Tout cela plus que vague, imprécis et sans doute faux sur le plan scientifique…
Et dans ce halo de pensée, la rencontre
avec cet extrait des notes
de Claude Mouchard que je suis en train de préparer pour Poezibao :
« Phrases substantiellement avides du point d’individuation de chacun...
Comme une aisselle végétale animale qui se cache, se déchire... Là où une
fourchure dangereuse se fait à partir de l’obscurité-continuité animale-humaine
qui aura été nécessaire, en ou pour chacun, à la vie.
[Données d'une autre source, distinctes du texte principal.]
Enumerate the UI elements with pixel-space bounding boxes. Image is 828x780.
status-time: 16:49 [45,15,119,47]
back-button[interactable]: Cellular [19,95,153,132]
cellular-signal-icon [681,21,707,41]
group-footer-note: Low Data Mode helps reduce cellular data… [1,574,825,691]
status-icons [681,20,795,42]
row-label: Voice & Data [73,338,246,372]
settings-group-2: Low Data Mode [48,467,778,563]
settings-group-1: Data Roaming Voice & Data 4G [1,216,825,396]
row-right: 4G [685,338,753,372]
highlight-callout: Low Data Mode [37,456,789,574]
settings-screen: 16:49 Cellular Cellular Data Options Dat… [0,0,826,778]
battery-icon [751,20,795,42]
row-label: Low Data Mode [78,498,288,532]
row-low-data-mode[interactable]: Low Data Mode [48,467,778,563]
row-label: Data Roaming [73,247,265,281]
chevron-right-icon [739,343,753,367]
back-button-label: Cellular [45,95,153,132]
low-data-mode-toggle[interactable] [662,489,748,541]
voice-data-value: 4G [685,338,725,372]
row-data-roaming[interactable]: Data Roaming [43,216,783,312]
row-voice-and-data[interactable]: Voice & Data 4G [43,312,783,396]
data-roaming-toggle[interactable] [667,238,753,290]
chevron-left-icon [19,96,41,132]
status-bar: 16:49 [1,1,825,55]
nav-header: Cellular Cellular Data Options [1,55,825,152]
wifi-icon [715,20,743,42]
C’est de là que sourd continument (imprévisiblement) pour chacun du désir qui
se singularisera, le définira... (dans un passage de la continuité à la
solitude insurmontable), qui sera sa « position » non choisie
« dans la vie » – à l’aveugle,
parmi les autres... »
Sa tonalité : ce point d’individuation,
microréalisations infiniment rares, partielles, dans un océan de répétition, de
mimétisme, de trahison de soi ? Un fugitif précipité de temps à autre ? Rendu possible parfois par l’écriture,
la lecture, la musique ?
Et quelle admiration pour le pianiste : 1. savoir ce que l’on veut faire
(ce n’est pas du tout évident, il en va de toute la connaissance contextuelle,
du dosage des éléments, de la construction de la pièce, de son déroulement de
bout en bout, cette tension dont Celibidache soulignait dans son livre le
caractère indispensable) ; 2. Et s’être donné les moyens de le faire (la
technique, mais qui n’est pas tant question de virtuosité pure que là aussi, de
dosage, de toucher, de possibilités presqu’infinies de varier les attaques, les
couleurs, le poids sur les notes, le phrasé, et tout cela dans le respect de la
partition et de ce qu’on peut savoir de la volonté du compositeur).
Relevés (chez Fred Griot, avec Serge Pey)
« mon poème n'est
pas fait pour être compris mais il est fait pour comprendre. »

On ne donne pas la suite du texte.